In a file called motor.py, we will have the following code:
import RPi.GPIO as GPIO # Allows us to interface with the GPIO pins
class Motor:
# sets 2GPIO pins for clockwise and counter clockwise
def __init__(self, F, B):
self.pinFwd = F
self.pinBwd = B
GPIO.setmode(GPIO.BOARD) # Sets the pins to use the Board Numbering
GPIO.setup(self.pinFwd, GPIO.OUT) # Sets pin 1
GPIO.setup(self.pinBwd, GPIO.OUT) # Sets pin 2
def __del__(self):
# Destructor cleans up any open pins
GPIO.cleanup()
def forward(self):
# Sets pin 1 to ON and pin 2 to OFF
GPIO.output(self.pinFwd, GPIO.HIGH)
GPIO.output(self.pinBwd, GPIO.LOW)
def backward(self):
# Sets pin 1 to OFF and pin 2 to ON
GPIO.output(self.pinFwd, GPIO.LOW)
GPIO.output(self.Bwd, GPIO.HIGH)
def stop(self):
# Sets both pins to OFF
GPIO.output(self.pinFwd, GPIO.LOW)
GPIO.output(self.pinBwd, GPIO.LOW)
In the above code, a motor is defined by 2 main characteristics: a pin forward and a pin backward.

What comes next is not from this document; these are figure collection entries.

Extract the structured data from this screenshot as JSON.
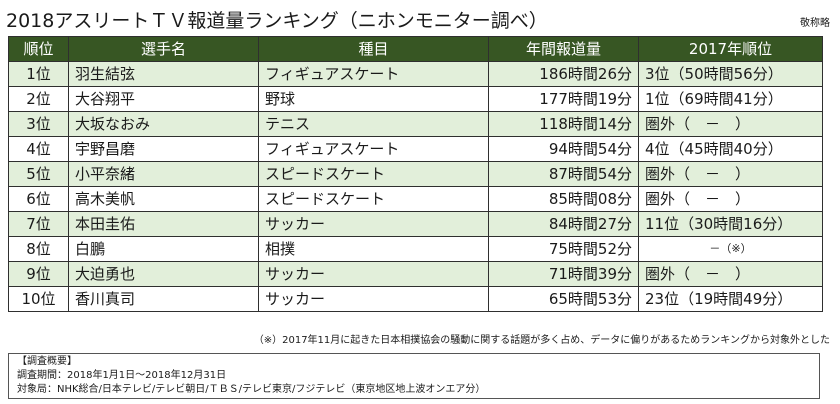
{
  "title": "2018アスリートＴＶ報道量ランキング（ニホンモニター調べ）",
  "honorific_note": "敬称略",
  "table": {
    "headers": {
      "rank": "順位",
      "name": "選手名",
      "sport": "種目",
      "time": "年間報道量",
      "prev": "2017年順位"
    },
    "rows": [
      {
        "rank": "1位",
        "name": "羽生結弦",
        "sport": "フィギュアスケート",
        "time": "186時間26分",
        "prev": "3位（50時間56分）"
      },
      {
        "rank": "2位",
        "name": "大谷翔平",
        "sport": "野球",
        "time": "177時間19分",
        "prev": "1位（69時間41分）"
      },
      {
        "rank": "3位",
        "name": "大坂なおみ",
        "sport": "テニス",
        "time": "118時間14分",
        "prev": "圏外（　－　）"
      },
      {
        "rank": "4位",
        "name": "宇野昌磨",
        "sport": "フィギュアスケート",
        "time": "94時間54分",
        "prev": "4位（45時間40分）"
      },
      {
        "rank": "5位",
        "name": "小平奈緒",
        "sport": "スピードスケート",
        "time": "87時間54分",
        "prev": "圏外（　－　）"
      },
      {
        "rank": "6位",
        "name": "高木美帆",
        "sport": "スピードスケート",
        "time": "85時間08分",
        "prev": "圏外（　－　）"
      },
      {
        "rank": "7位",
        "name": "本田圭佑",
        "sport": "サッカー",
        "time": "84時間27分",
        "prev": "11位（30時間16分）"
      },
      {
        "rank": "8位",
        "name": "白鵬",
        "sport": "相撲",
        "time": "75時間52分",
        "prev": "－（※）"
      },
      {
        "rank": "9位",
        "name": "大迫勇也",
        "sport": "サッカー",
        "time": "71時間39分",
        "prev": "圏外（　－　）"
      },
      {
        "rank": "10位",
        "name": "香川真司",
        "sport": "サッカー",
        "time": "65時間53分",
        "prev": "23位（19時間49分）"
      }
    ]
  },
  "footnote": "（※）2017年11月に起きた日本相撲協会の騒動に関する話題が多く占め、データに偏りがあるためランキングから対象外とした",
  "summary": {
    "heading": "【調査概要】",
    "period": "調査期間：2018年1月1日～2018年12月31日",
    "stations": "対象局：NHK総合/日本テレビ/テレビ朝日/ＴＢＳ/テレビ東京/フジテレビ（東京地区地上波オンエア分）"
  }
}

The __init()__ method sets the two values for those pins, and methods forward(), backward(), and stop() cause the motor to spin clockwise, counterclockwise, and stop. The __del()__ method is called when the motor object leaves scope, which will close any open pin connections.
Now in another file, call it main.py, we can import the motor class and create object from it.
The main.py file:
import motor # imports our motor.py class
import time
# Instantiates a motor using pins 7, 11
motor1 = motor.motor(7, 11)
motor1.forward()
time.sleep(2) # waits for 2 seconds
motor1.stop()
motor1.backward()
time.sleep(2)
motor.stop()
This file simply creates a motor object with pin 7 and pin 11 from the Raspberry Pi and moves the motor forward, backward, and stop.
To run this program, open up a terminal in the same location as the motor.py and main.py files and type python main.py. The motor will spin forward for 2 seconds, stop, then spin backwards for 2 seconds and stop.
Advancements
In this lesson, we only used 1 of the 2 motor heads available on the L298N chip. In future lessons, we will cover how to use both motor heads at the same time, as well as control the speed of the spin of the motors.